The problem is that the sizeof operator checks the size of it's argument. The argument passed in your sample code is WCHAR*. So, the sizeof(WCHAR*) is 4. If you had an array, such as WCHAR foo[23], and took sizeof(foo), the type passed is WCHAR[23], essentially, and would yield sizeof(WCHAR) * 23. Effectively at compile type WCHAR* and WCHAR[23] are different types, and while you and I can see that the result of new WCHAR[23] is functionally equivalent to WCHAR[23], in actuality, the return type is WCHAR*, with absolutely no size information.

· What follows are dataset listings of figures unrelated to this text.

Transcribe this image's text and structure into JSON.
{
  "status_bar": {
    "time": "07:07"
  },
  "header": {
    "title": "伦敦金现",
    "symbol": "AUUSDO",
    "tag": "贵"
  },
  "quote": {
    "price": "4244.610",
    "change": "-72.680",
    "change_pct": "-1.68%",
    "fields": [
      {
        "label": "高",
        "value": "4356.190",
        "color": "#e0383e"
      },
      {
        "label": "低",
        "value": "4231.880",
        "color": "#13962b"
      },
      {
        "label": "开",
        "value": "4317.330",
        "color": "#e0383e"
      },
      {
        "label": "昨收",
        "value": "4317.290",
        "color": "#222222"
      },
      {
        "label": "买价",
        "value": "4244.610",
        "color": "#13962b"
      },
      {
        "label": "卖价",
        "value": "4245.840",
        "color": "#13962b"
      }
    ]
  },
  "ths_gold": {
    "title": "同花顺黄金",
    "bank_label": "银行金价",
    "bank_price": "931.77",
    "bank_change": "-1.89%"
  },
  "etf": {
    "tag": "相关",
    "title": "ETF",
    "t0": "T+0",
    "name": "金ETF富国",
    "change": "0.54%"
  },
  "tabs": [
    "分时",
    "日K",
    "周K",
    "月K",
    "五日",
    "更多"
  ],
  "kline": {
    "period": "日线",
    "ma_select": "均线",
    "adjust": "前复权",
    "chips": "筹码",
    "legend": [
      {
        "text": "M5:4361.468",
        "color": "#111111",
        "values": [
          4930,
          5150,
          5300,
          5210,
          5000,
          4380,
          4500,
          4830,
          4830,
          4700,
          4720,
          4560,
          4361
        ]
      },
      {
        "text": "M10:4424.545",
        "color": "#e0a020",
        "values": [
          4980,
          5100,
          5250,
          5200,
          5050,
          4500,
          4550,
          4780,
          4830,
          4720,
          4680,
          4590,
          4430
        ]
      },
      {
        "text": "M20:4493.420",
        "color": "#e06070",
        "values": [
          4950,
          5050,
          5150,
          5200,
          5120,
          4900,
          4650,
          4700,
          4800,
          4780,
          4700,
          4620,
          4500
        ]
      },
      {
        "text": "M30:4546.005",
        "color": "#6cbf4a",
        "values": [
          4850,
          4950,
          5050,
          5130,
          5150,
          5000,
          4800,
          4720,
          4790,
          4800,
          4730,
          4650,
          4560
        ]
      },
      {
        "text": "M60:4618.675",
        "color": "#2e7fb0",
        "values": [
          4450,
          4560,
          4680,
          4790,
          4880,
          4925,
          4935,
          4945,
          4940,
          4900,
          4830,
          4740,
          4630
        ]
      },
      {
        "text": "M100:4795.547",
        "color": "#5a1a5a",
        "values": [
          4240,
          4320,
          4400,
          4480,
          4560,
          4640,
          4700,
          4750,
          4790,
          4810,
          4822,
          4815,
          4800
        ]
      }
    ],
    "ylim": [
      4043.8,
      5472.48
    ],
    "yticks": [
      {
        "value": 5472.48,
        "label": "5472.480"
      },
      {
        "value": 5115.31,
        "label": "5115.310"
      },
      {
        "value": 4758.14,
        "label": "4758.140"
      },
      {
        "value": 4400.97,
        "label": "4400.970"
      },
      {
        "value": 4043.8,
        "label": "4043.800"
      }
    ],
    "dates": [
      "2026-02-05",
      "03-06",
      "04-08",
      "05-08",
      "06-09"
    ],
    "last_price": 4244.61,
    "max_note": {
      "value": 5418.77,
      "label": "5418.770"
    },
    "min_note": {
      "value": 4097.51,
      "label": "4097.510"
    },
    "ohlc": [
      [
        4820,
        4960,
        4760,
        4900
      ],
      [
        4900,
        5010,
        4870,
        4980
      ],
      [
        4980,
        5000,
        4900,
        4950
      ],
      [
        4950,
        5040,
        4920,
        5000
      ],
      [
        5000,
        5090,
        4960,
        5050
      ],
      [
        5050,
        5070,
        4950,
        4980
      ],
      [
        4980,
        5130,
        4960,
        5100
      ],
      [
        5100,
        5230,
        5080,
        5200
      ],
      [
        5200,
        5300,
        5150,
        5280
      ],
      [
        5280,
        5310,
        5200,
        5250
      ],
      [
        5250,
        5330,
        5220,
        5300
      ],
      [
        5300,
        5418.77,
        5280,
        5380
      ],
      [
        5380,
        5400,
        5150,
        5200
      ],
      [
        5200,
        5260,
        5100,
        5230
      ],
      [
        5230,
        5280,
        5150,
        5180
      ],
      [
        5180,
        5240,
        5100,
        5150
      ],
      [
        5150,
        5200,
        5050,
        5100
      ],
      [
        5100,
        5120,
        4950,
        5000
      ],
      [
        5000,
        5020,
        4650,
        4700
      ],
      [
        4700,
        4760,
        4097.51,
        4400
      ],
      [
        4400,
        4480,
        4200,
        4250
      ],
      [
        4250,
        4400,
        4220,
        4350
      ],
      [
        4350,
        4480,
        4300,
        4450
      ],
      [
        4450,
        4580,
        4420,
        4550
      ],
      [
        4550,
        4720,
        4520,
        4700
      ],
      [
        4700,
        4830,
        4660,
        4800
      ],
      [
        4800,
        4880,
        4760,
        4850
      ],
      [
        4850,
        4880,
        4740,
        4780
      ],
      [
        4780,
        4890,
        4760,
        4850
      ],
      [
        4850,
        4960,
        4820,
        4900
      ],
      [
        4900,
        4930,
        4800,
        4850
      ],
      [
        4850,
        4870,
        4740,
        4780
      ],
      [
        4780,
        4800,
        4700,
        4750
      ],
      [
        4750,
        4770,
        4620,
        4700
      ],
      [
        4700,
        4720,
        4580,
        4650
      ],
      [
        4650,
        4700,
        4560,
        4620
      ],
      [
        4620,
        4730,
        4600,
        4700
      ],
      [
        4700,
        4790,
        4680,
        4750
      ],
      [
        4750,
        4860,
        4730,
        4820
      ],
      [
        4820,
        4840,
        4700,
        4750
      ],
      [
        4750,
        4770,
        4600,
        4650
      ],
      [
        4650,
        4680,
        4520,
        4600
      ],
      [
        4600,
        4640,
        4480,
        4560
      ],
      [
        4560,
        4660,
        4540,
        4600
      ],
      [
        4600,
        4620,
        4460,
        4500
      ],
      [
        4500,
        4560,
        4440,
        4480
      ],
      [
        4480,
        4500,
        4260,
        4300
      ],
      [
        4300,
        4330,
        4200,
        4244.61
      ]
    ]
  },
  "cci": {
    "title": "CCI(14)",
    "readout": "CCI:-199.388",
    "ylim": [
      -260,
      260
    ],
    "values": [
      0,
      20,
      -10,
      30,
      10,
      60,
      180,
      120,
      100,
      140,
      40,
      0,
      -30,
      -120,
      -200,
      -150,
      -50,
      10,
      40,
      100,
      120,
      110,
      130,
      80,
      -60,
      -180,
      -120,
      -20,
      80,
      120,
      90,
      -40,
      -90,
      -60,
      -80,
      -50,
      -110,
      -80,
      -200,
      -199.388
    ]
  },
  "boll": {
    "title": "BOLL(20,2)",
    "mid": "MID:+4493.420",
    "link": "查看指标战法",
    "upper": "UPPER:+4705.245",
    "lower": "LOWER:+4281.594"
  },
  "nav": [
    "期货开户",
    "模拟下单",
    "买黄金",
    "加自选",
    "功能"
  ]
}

As a corellary, since sizeof(new WCHAR[23]) equals 4 on your platform, you're obviously dealing with an architecture where a pointer is 4 bytes. If you built this on an x64 platform, you'd find that sizeof(new WCHAR[23]) will return 8.
You wrote:
WCHAR* str = new WCHAR[23];
if 23 is meant to be a static value, (not variable in the entire life of your program) it's better use #define or const than just hardcoding 23.
#define STR_LENGTH 23
WCHAR* str = new WCHAR[STR_LENGTH];
size_t len = (size_t) STR_LENGTH;
or C++ version
const int STR_LENGTH = 23;
WCHAR* str = new WCHAR[STR_LENGTH];
size_t len = static_cast<size_t>(STR_LENGTH);